Quick area reference
Area for a height of 5 units across several base pairs, showing how area tracks the average of the two bases.
| Base a | Base b | Average (a+b)/2 | Height | Area |
|---|---|---|---|---|
| 4 | 4 | 4 | 5 | 20 |
| 6 | 10 | 8 | 5 | 40 |
| 8 | 12 | 10 | 5 | 50 |
| 10 | 20 | 15 | 5 | 75 |
| 5 | 25 | 15 | 5 | 75 |
Common pitfalls
- Using a slanted leg as the height. The height must be perpendicular to both bases. Plugging in a leg length inflates the area; drop a vertical line to find the true height.
- Mixing up bases and legs. Only the parallel sides are bases. If you average a base with a leg, the result is meaningless.
- Inconsistent units. Keep every length in the same unit. Mixing feet and inches gives a wrong area; convert first.
- Forgetting area is squared units. If sides are in metres the area is in square metres. Reporting plain units understates the dimension.
- Assuming the legs change the area. They do not. Two trapezoids with the same bases and height have the same area even if one is slanted far more than the other.
Frequently asked questions
What is the formula for the area of a trapezoid?
The area of a trapezoid equals one half times the sum of the two parallel sides times the perpendicular height: A = (a + b) / 2 x h. The parallel sides are usually called the bases, often labelled a and b, and the height is the perpendicular distance between them, not the length of a slanted leg. In words, you average the two parallel sides and multiply by how far apart they are. The slanted legs do not enter the area formula at all.
Why does the trapezoid area formula use the average of the two bases?
A trapezoid can be split into a rectangle plus one or two triangles, and adding their areas simplifies to one half times (a + b) times the height. An easier way to see it: copy the trapezoid, flip the copy, and join it to the original to make a parallelogram whose base is a + b and whose height is h. That parallelogram has area (a + b) x h, and the trapezoid is exactly half of it, so its area is (a + b) / 2 x h, the average of the bases times the height.
What is the median or midline of a trapezoid?

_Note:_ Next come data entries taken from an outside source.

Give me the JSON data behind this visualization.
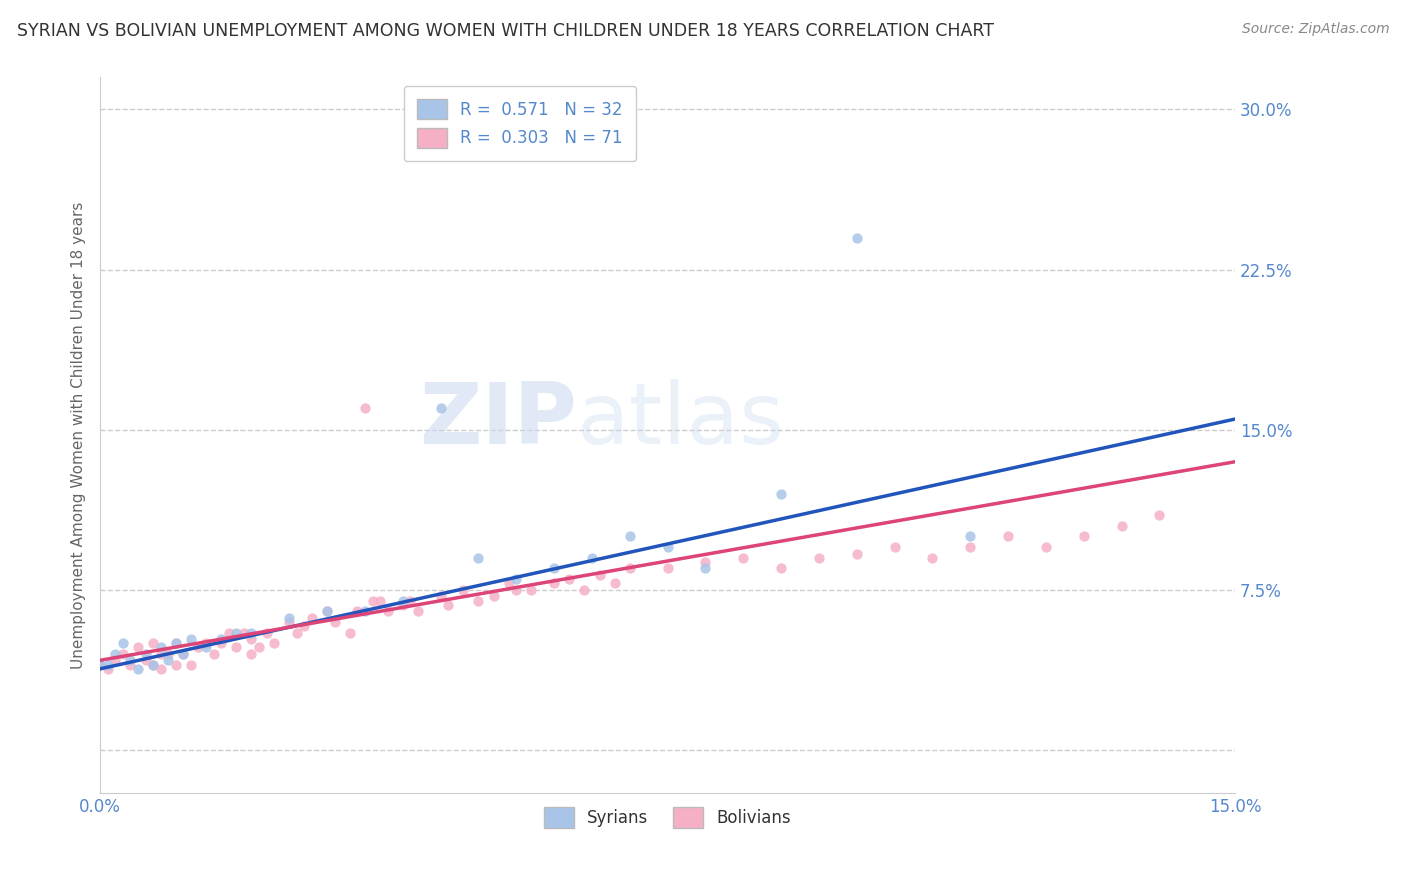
{
  "title": "SYRIAN VS BOLIVIAN UNEMPLOYMENT AMONG WOMEN WITH CHILDREN UNDER 18 YEARS CORRELATION CHART",
  "source": "Source: ZipAtlas.com",
  "ylabel": "Unemployment Among Women with Children Under 18 years",
  "xlim": [
    0.0,
    0.15
  ],
  "ylim": [
    -0.02,
    0.315
  ],
  "xtick_labels": [
    "0.0%",
    "15.0%"
  ],
  "yticks": [
    0.0,
    0.075,
    0.15,
    0.225,
    0.3
  ],
  "ytick_labels": [
    "",
    "7.5%",
    "15.0%",
    "22.5%",
    "30.0%"
  ],
  "syrian_R": 0.571,
  "syrian_N": 32,
  "bolivian_R": 0.303,
  "bolivian_N": 71,
  "syrian_color": "#a8c4e8",
  "bolivian_color": "#f5b0c5",
  "syrian_line_color": "#2255bb",
  "bolivian_line_color": "#dd4477",
  "background_color": "#ffffff",
  "title_color": "#333333",
  "tick_color": "#5588cc",
  "grid_color": "#cccccc",
  "watermark_zip": "ZIP",
  "watermark_atlas": "atlas",
  "syrians_x": [
    0.0,
    0.001,
    0.002,
    0.003,
    0.004,
    0.005,
    0.006,
    0.007,
    0.008,
    0.009,
    0.01,
    0.011,
    0.012,
    0.014,
    0.016,
    0.018,
    0.02,
    0.025,
    0.03,
    0.035,
    0.04,
    0.045,
    0.05,
    0.055,
    0.06,
    0.065,
    0.07,
    0.075,
    0.08,
    0.09,
    0.1,
    0.115
  ],
  "syrians_y": [
    0.04,
    0.04,
    0.045,
    0.05,
    0.042,
    0.038,
    0.045,
    0.04,
    0.048,
    0.042,
    0.05,
    0.045,
    0.052,
    0.048,
    0.052,
    0.055,
    0.055,
    0.062,
    0.065,
    0.065,
    0.07,
    0.16,
    0.09,
    0.08,
    0.085,
    0.09,
    0.1,
    0.095,
    0.085,
    0.12,
    0.24,
    0.1
  ],
  "bolivians_x": [
    0.0,
    0.001,
    0.002,
    0.003,
    0.004,
    0.005,
    0.006,
    0.007,
    0.007,
    0.008,
    0.008,
    0.009,
    0.01,
    0.01,
    0.011,
    0.012,
    0.013,
    0.014,
    0.015,
    0.016,
    0.017,
    0.018,
    0.019,
    0.02,
    0.02,
    0.021,
    0.022,
    0.023,
    0.025,
    0.026,
    0.027,
    0.028,
    0.03,
    0.031,
    0.033,
    0.034,
    0.035,
    0.036,
    0.037,
    0.038,
    0.04,
    0.041,
    0.042,
    0.045,
    0.046,
    0.048,
    0.05,
    0.052,
    0.054,
    0.055,
    0.057,
    0.06,
    0.062,
    0.064,
    0.066,
    0.068,
    0.07,
    0.075,
    0.08,
    0.085,
    0.09,
    0.095,
    0.1,
    0.105,
    0.11,
    0.115,
    0.12,
    0.125,
    0.13,
    0.135,
    0.14
  ],
  "bolivians_y": [
    0.04,
    0.038,
    0.042,
    0.045,
    0.04,
    0.048,
    0.042,
    0.05,
    0.04,
    0.045,
    0.038,
    0.045,
    0.04,
    0.05,
    0.045,
    0.04,
    0.048,
    0.05,
    0.045,
    0.05,
    0.055,
    0.048,
    0.055,
    0.045,
    0.052,
    0.048,
    0.055,
    0.05,
    0.06,
    0.055,
    0.058,
    0.062,
    0.065,
    0.06,
    0.055,
    0.065,
    0.16,
    0.07,
    0.07,
    0.065,
    0.068,
    0.07,
    0.065,
    0.072,
    0.068,
    0.075,
    0.07,
    0.072,
    0.078,
    0.075,
    0.075,
    0.078,
    0.08,
    0.075,
    0.082,
    0.078,
    0.085,
    0.085,
    0.088,
    0.09,
    0.085,
    0.09,
    0.092,
    0.095,
    0.09,
    0.095,
    0.1,
    0.095,
    0.1,
    0.105,
    0.11
  ]
}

The median, also called the midsegment or midline, is the segment connecting the midpoints of the two non-parallel legs. Its length equals the average of the two parallel sides, (a + b) / 2, which is the same quantity used in the area formula. So the area can also be written as median x height. Because the median is the average of the bases, it always sits exactly halfway between them in length.
Do I need the slanted side lengths to find the area?
No. The area depends only on the two parallel sides and the perpendicular height. The lengths of the slanted legs (c and d) are needed for the perimeter and for angles, but not for the area. A common mistake is to plug a slanted side in where the height belongs; the height must be measured straight across, perpendicular to both parallel sides, otherwise the area comes out too large.
What is an isosceles trapezoid?
An isosceles trapezoid is one whose two non-parallel legs are equal in length, which makes it symmetric about a vertical axis. In that case the base angles are equal and the diagonals are equal too. The area formula is identical, one half times (a + b) times height, because area never depends on the legs. Isosceles trapezoids appear often in roofing, bridges, and furniture design because their symmetry simplifies construction.